People worry, she said, that they’ll be stuck on a waiting list for years and years.
Liver transplants, she explains, are not based on waiting time. Patients are assigned a Model for End-Stage Liver Disease (MELD) score, a scale ranging from 6 to 40, based on the urgency of the disease. If a patient suffers an infection or trauma—a car accident or a broken bone—that can increase his or her MELD score because a diseased liver can’t help the body heal as quickly as it should.
“You can never say with certainty, ‘You’ll get a liver offer today,’ ” Simpson said. “But we know from experience, usually a patient with a MELD score of 40 will get an offer very soon.”
Kidney transplants are prioritized by waitlist time, and patients rely on dialysis while they wait for a donor kidney. The average wait time in Chicago is seven years, Simpson said.
“Which is one of the reasons we push for living donations,” she said.
Another topic shrouded in mystery.
“Even though we, as a medical community, have found ways to make the risk very small to donors, people are fearful,” she said. “And most of the time we think about a living donor, we think about a family member. Many of our middle-age and older parents would never want to ask a child to donate a kidney.”
As a mother (her sons are 6 and 9), Simpson said she understands that.
“But what I always tell my patients who voice that fear to me is, at the same time as I’m a mother, I’m also a daughter,” she said. “And I’d be very upset with my parents if they didn’t allow me the opportunity to make that decision for myself to be a donor. I think that’s an important message to get out, and that’s not just to the African-American community. That’s to everybody.”
In 2006, transplant surgeon Juan Carlos Caicedo helped launch the Hispanic Transplant Program at Northwestern, which offers care and information in a culturally sensitive way. Providers speak Spanish. They recognize a family’s hierarchy and make sure consultations and decision-making include all the key players.
“Our vision is to have something that mirrors that for our African-American patients in time,” Simpson said.
Simpson joined the National Kidney Foundation of Illinois’ board of directors. She’s been meeting with people from Gift of Hope, the nonprofit agency that coordinates organ and tissue donation in northern Illinois and northwest Indiana.

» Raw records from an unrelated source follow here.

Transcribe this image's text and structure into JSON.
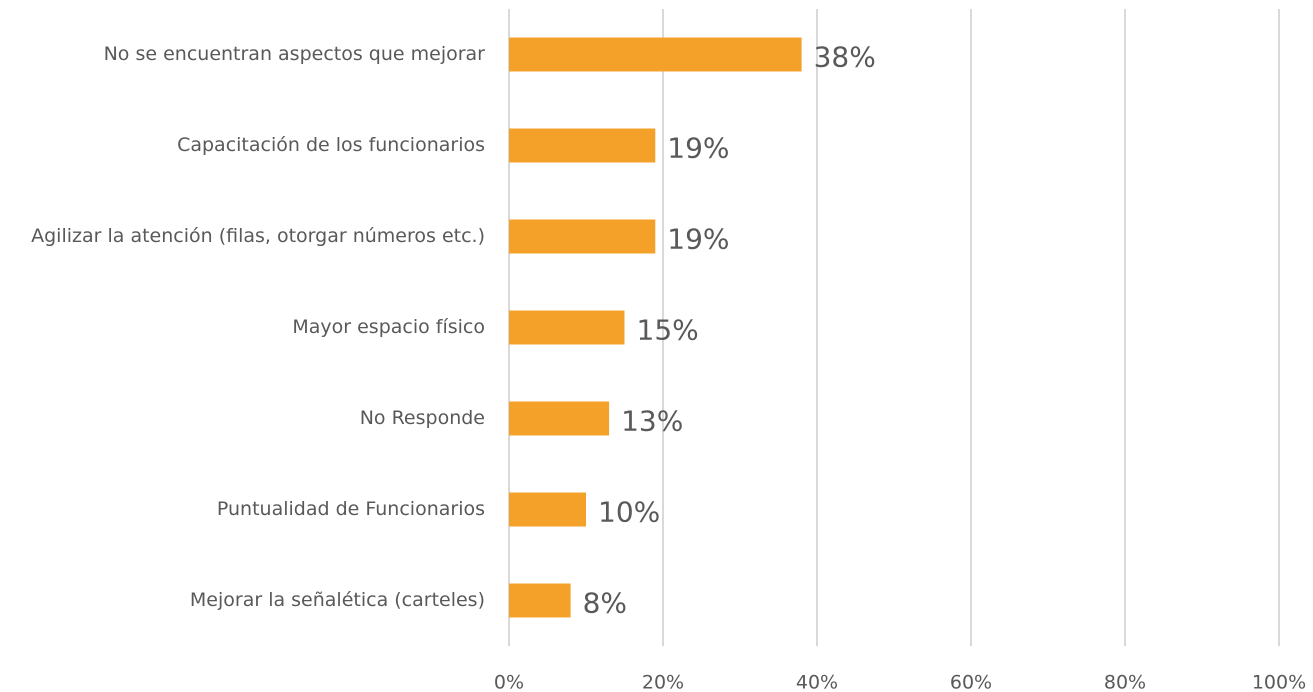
{
  "chart_data": {
    "type": "bar",
    "orientation": "horizontal",
    "categories": [
      "No se encuentran aspectos que mejorar",
      "Capacitación de los funcionarios",
      "Agilizar la atención (filas, otorgar números etc.)",
      "Mayor espacio físico",
      "No Responde",
      "Puntualidad de Funcionarios",
      "Mejorar la señalética (carteles)"
    ],
    "values": [
      38,
      19,
      19,
      15,
      13,
      10,
      8
    ],
    "value_labels": [
      "38%",
      "19%",
      "19%",
      "15%",
      "13%",
      "10%",
      "8%"
    ],
    "color": "#f4a12a",
    "xlim": [
      0,
      100
    ],
    "xticks": [
      {
        "value": 0,
        "label": "0%"
      },
      {
        "value": 20,
        "label": "20%"
      },
      {
        "value": 40,
        "label": "40%"
      },
      {
        "value": 60,
        "label": "60%"
      },
      {
        "value": 80,
        "label": "80%"
      },
      {
        "value": 100,
        "label": "100%"
      }
    ],
    "grid": true
  }
}
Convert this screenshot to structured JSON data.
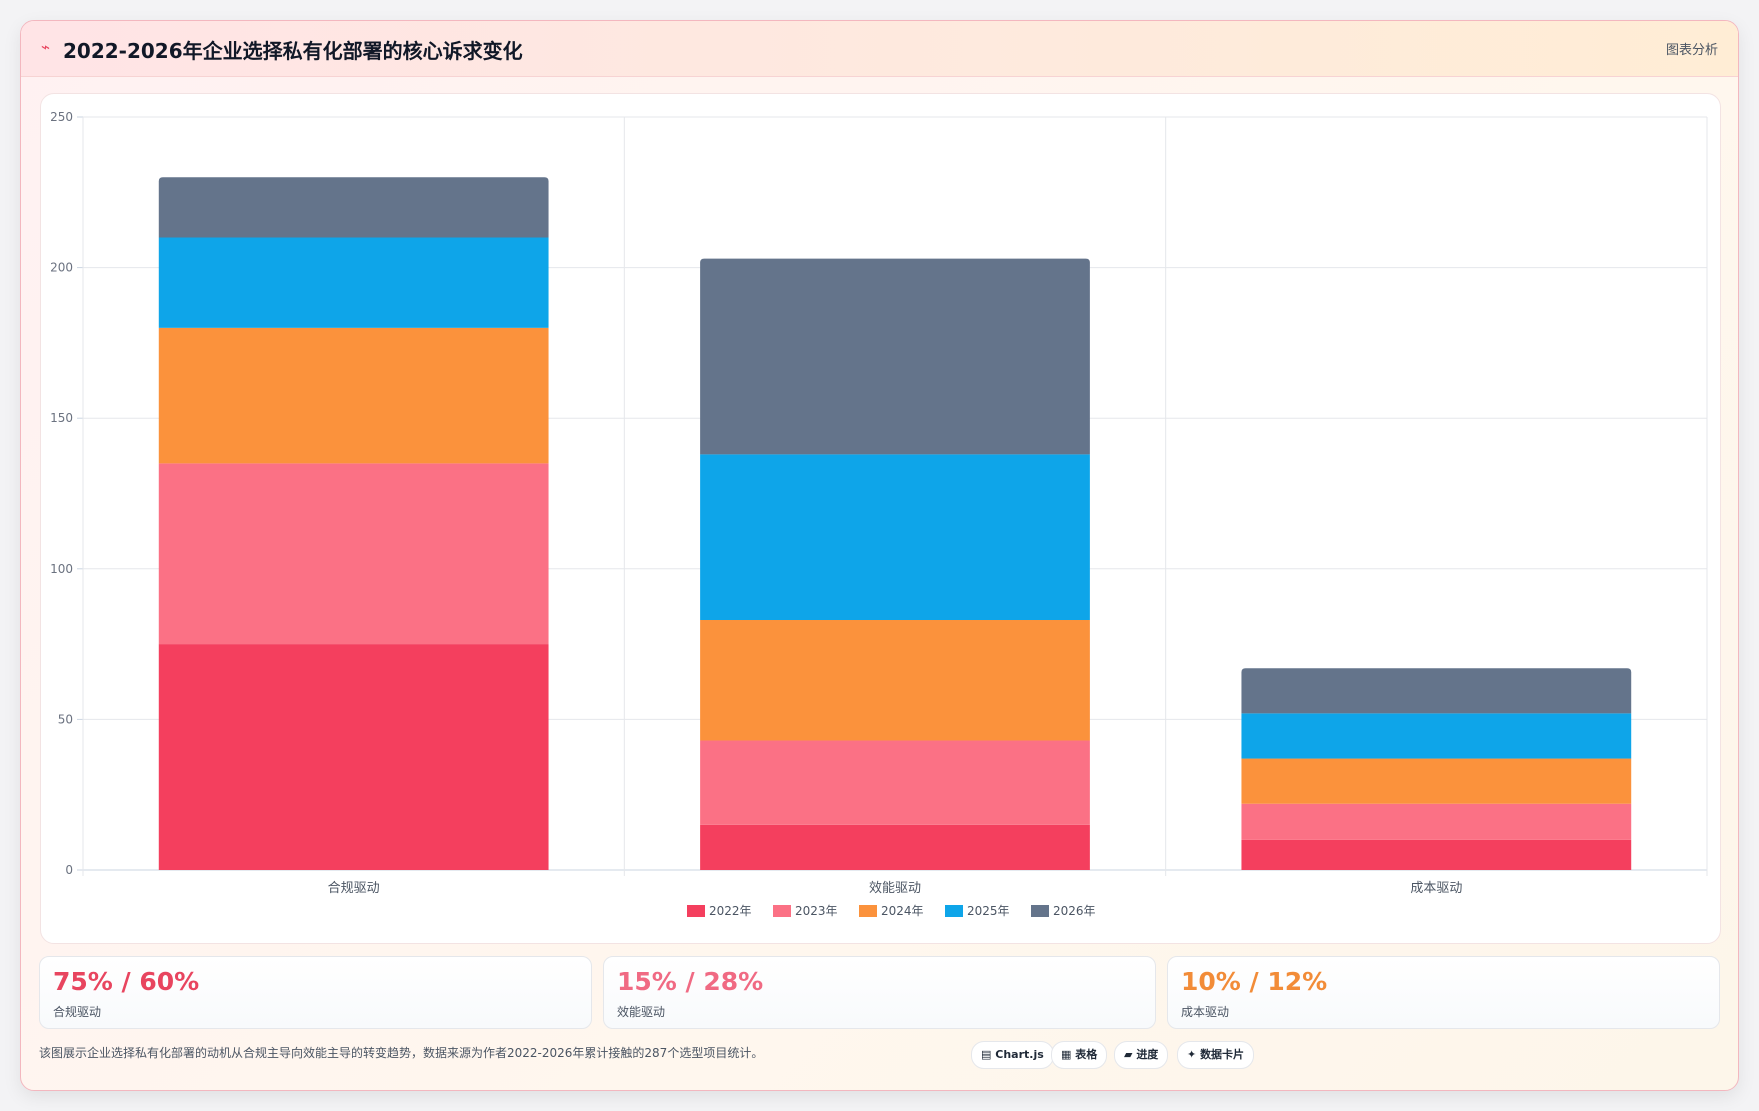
{
  "header": {
    "icon": "chart-line-icon",
    "title": "2022-2026年企业选择私有化部署的核心诉求变化",
    "action_label": "图表分析"
  },
  "chart_data": {
    "type": "bar",
    "stacked": true,
    "categories": [
      "合规驱动",
      "效能驱动",
      "成本驱动"
    ],
    "series": [
      {
        "name": "2022年",
        "color": "#f43f5e",
        "values": [
          75,
          15,
          10
        ]
      },
      {
        "name": "2023年",
        "color": "#fb7185",
        "values": [
          60,
          28,
          12
        ]
      },
      {
        "name": "2024年",
        "color": "#fb923c",
        "values": [
          45,
          40,
          15
        ]
      },
      {
        "name": "2025年",
        "color": "#0ea5e9",
        "values": [
          30,
          55,
          15
        ]
      },
      {
        "name": "2026年",
        "color": "#64748b",
        "values": [
          20,
          65,
          15
        ]
      }
    ],
    "ylim": [
      0,
      250
    ],
    "yticks": [
      0,
      50,
      100,
      150,
      200,
      250
    ],
    "grid": true,
    "legend_position": "bottom",
    "title": "",
    "xlabel": "",
    "ylabel": ""
  },
  "stats": [
    {
      "value": "75% / 60%",
      "label": "合规驱动",
      "color": "#e8455f"
    },
    {
      "value": "15% / 28%",
      "label": "效能驱动",
      "color": "#f06a83"
    },
    {
      "value": "10% / 12%",
      "label": "成本驱动",
      "color": "#f28c38"
    }
  ],
  "footer": {
    "note": "该图展示企业选择私有化部署的动机从合规主导向效能主导的转变趋势，数据来源为作者2022-2026年累计接触的287个选型项目统计。",
    "chips": [
      {
        "icon": "chart-icon",
        "glyph": "▤",
        "label": "Chart.js"
      },
      {
        "icon": "table-icon",
        "glyph": "▦",
        "label": "表格"
      },
      {
        "icon": "progress-icon",
        "glyph": "▰",
        "label": "进度"
      },
      {
        "icon": "card-icon",
        "glyph": "✦",
        "label": "数据卡片"
      }
    ]
  }
}
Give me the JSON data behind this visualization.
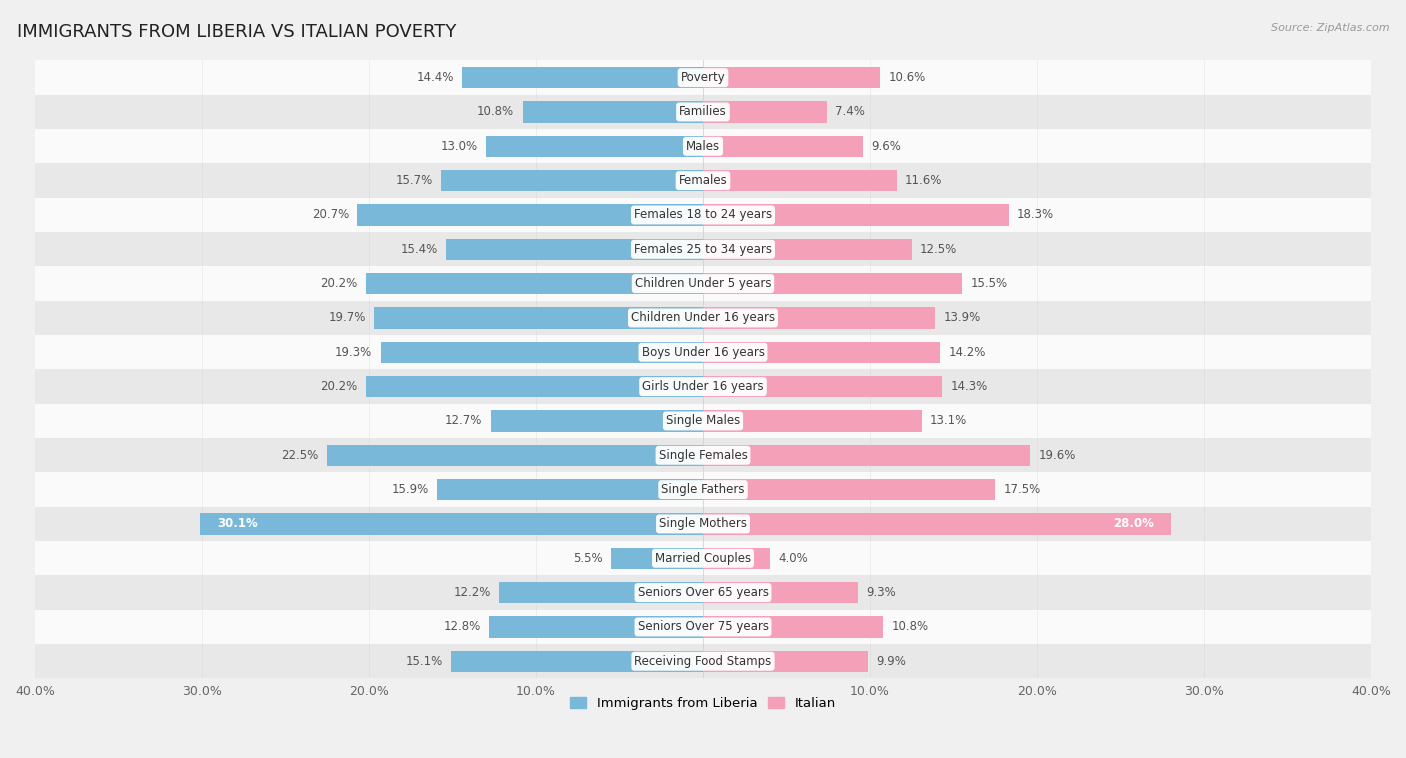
{
  "title": "IMMIGRANTS FROM LIBERIA VS ITALIAN POVERTY",
  "source": "Source: ZipAtlas.com",
  "categories": [
    "Poverty",
    "Families",
    "Males",
    "Females",
    "Females 18 to 24 years",
    "Females 25 to 34 years",
    "Children Under 5 years",
    "Children Under 16 years",
    "Boys Under 16 years",
    "Girls Under 16 years",
    "Single Males",
    "Single Females",
    "Single Fathers",
    "Single Mothers",
    "Married Couples",
    "Seniors Over 65 years",
    "Seniors Over 75 years",
    "Receiving Food Stamps"
  ],
  "liberia_values": [
    14.4,
    10.8,
    13.0,
    15.7,
    20.7,
    15.4,
    20.2,
    19.7,
    19.3,
    20.2,
    12.7,
    22.5,
    15.9,
    30.1,
    5.5,
    12.2,
    12.8,
    15.1
  ],
  "italian_values": [
    10.6,
    7.4,
    9.6,
    11.6,
    18.3,
    12.5,
    15.5,
    13.9,
    14.2,
    14.3,
    13.1,
    19.6,
    17.5,
    28.0,
    4.0,
    9.3,
    10.8,
    9.9
  ],
  "liberia_color": "#7ab8d9",
  "italian_color": "#f4a0b8",
  "liberia_label": "Immigrants from Liberia",
  "italian_label": "Italian",
  "background_color": "#f0f0f0",
  "row_color_light": "#fafafa",
  "row_color_dark": "#e8e8e8",
  "xlim": 40.0,
  "bar_height": 0.62,
  "title_fontsize": 13,
  "label_fontsize": 8.5,
  "value_fontsize": 8.5,
  "axis_label_fontsize": 9
}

“I’m new to Chicago,” she said. “I’m trying to meet different people in the community who have an interest or have already been doing this kind of thing, whose mission is closely aligned with what I want to do.”
Save lives, that is.
“Every paper, every study I’ve read, patients want a physician who will sit down and spend quality time with them and talk at a level they understand and answer their questions,” Simpson said. “But we’re a species where we first judge with our eyes, for better or worse. So when people see someone who looks like them, particularly when they’re in a vulnerable situation, it helps.”
Helps assuage fears. Helps build trust. Helps her patients hear her.